Shraddha is a yogic and Sanskrit word. It may be translated as faith. 

Personally and professionally, I see this faith as a devotion to the practices that connect us to the purest, inner-most part of the Self: the soul. That is to say, the place within us that is beyond mind and body. 

A criticism of religion is that it asks for blind faith. Yoga is not a religion. It is an evidence-based science; a practice of purification. So, it may be said that Shraddhā in yoga is an evidence-based faith. Through these practices - some 5,000 years old - we gather evidence through actions (karmas, Samskaras and kriyas) - which show us that ALL the answers are within. 

Our societal conditioning has us erroneously believing that the answers lay in the external world. This conditioning may have begun some 10,000 years ago when totalitarian agriculture began, i.e., our love affair with control. Some will spend their entire lives living in this veil (Maya), pleading, begging, needing, justifying, wanting, hoping and explaining to the outside world in a futile attempt to connect with Soul. 

Others will find “the” path, which may not necessarily be yoga. But, is one where tools are offered to suture the chasm caused by duality. I do believe that most, if not all, religions began from this place of purity. 

As above, so below: the duality we harbor in our individual self spreads and creates collective duality. So, it can ALSO be said that individual growth in consciousness spreads to collective growth in consciousness. As the yogic scriptures  teach us: as long as there is duality, samadhi* cannot exist.

We are constantly offered a mirror - via the external works - showing us where our individual self is at on the path. Some of us see our own duality reflected as we use politics, religions, etc., to polarize into one “team” or the other. These are called attachments (ragas) in yoga. They keep us separated from our individual pain but they also keep us separated from love and ultimate connection: oneness.

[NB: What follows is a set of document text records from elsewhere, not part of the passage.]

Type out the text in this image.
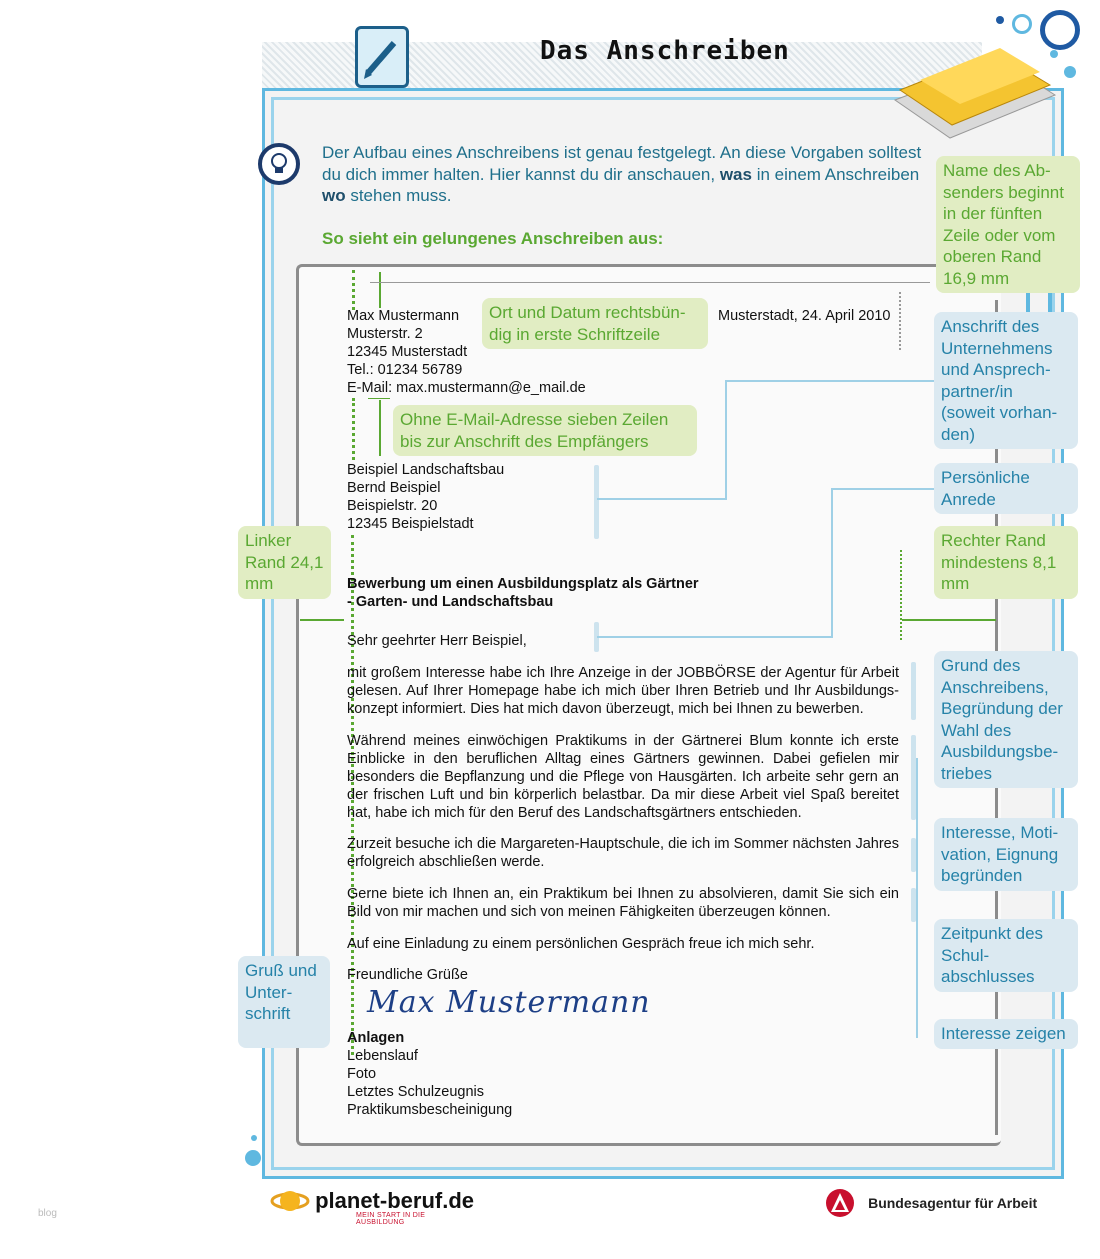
Das Anschreiben
Der Aufbau eines Anschreibens ist genau festgelegt. An diese Vorgaben solltest du dich immer halten. Hier kannst du dir anschauen, was in einem Anschreiben wo stehen muss.
So sieht ein gelungenes Anschreiben aus:
Max Mustermann
Musterstr. 2
12345 Musterstadt
Tel.: 01234 56789
E-Mail: max.mustermann@e_mail.de
Musterstadt, 24. April 2010
Beispiel Landschaftsbau
Bernd Beispiel
Beispielstr. 20
12345 Beispielstadt
Bewerbung um einen Ausbildungsplatz als Gärtner
- Garten- und Landschaftsbau
Sehr geehrter Herr Beispiel,
mit großem Interesse habe ich Ihre Anzeige in der JOBBÖRSE der Agentur für Arbeit gelesen. Auf Ihrer Homepage habe ich mich über Ihren Betrieb und Ihr Ausbildungs-konzept informiert. Dies hat mich davon überzeugt, mich bei Ihnen zu bewerben.
Während meines einwöchigen Praktikums in der Gärtnerei Blum konnte ich erste Einblicke in den beruflichen Alltag eines Gärtners gewinnen. Dabei gefielen mir besonders die Bepflanzung und die Pflege von Hausgärten. Ich arbeite sehr gern an der frischen Luft und bin körperlich belastbar. Da mir diese Arbeit viel Spaß bereitet hat, habe ich mich für den Beruf des Landschaftsgärtners entschieden.
Zurzeit besuche ich die Margareten-Hauptschule, die ich im Sommer nächsten Jahres erfolgreich abschließen werde.
Gerne biete ich Ihnen an, ein Praktikum bei Ihnen zu absolvieren, damit Sie sich ein Bild von mir machen und sich von meinen Fähigkeiten überzeugen können.
Auf eine Einladung zu einem persönlichen Gespräch freue ich mich sehr.
Freundliche Grüße
Max Mustermann
Anlagen
Lebenslauf
Foto
Letztes Schulzeugnis
Praktikumsbescheinigung
Ort und Datum rechtsbün-dig in erste Schriftzeile
Ohne E-Mail-Adresse sieben Zeilen bis zur Anschrift des Empfängers
Linker Rand 24,1 mm
Name des Ab-senders beginnt in der fünften Zeile oder vom oberen Rand 16,9 mm
Rechter Rand mindestens 8,1 mm
Gruß und Unter-schrift
Anschrift des Unternehmens und Ansprech-partner/in (soweit vorhan-den)
Persönliche Anrede
Grund des Anschreibens, Begründung der Wahl des Ausbildungsbe-triebes
Interesse, Moti-vation, Eignung begründen
Zeitpunkt des Schul-abschlusses
Interesse zeigen
planet-beruf.de
MEIN START IN DIE AUSBILDUNG
Bundesagentur für Arbeit
blog
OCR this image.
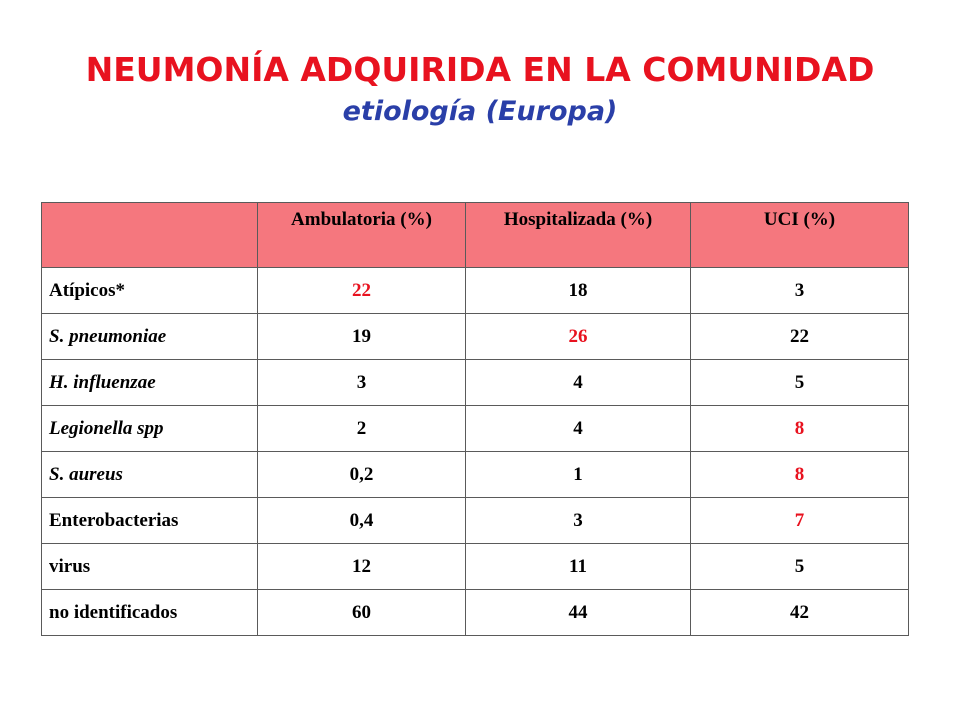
NEUMONÍA ADQUIRIDA EN LA COMUNIDAD
etiología (Europa)
	Ambulatoria (%)	Hospitalizada (%)	UCI (%)
Atípicos*	22	18	3
S. pneumoniae	19	26	22
H. influenzae	3	4	5
Legionella spp	2	4	8
S. aureus	0,2	1	8
Enterobacterias	0,4	3	7
virus	12	11	5
no identificados	60	44	42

From a psychological perspective, this polarizing is a “splitting” away from the core of who we are. It can lead to full-on psychosis where we create our own states of reality (a way of living away from the pain). At this extreme level of duality, we are neither living in the abode of our heart nor among the outside world - we feel lost, misunderstood, alienated and marooned - there is simply no where to turn for peace. The pleading here, may change form into a rage against the machine, whereby one is - in a misdirected way - literally screaming at others.

Indeed, yoga warns us that pleading for the duality to cease can become its own form of an attachment and/or addiction. For example, calling out how crazy supporters of politics are; blaming people for being apathetic and ignorant. From a quantum physics perspective, this is only adding to the energy of the duality of which you are pleading to stop; it is increasing the consciousness around said craziness. We are in essence, criticizing the criticizers. 

Western appropriation of yoga has us believing it an external practice of love, light, beads and elephants. These are byproducts of purifying the Self by means of burning (tapas) through the illusions (mayas) and it’s cousins, personas. To turn all that is reflected from the external world back to the Self is by no means an easy path. It truly is one of ultimate self-responsibility, and so it is not for everyone. I feel very strongly - especially now - that paths which offer tools and practices that traverse the inner landscape are critical. For those who choose to endeavor there, Shraddhā is the vehicle that keeps one keeping on. 

*A state of mind free from karmic impressions (samaskaras).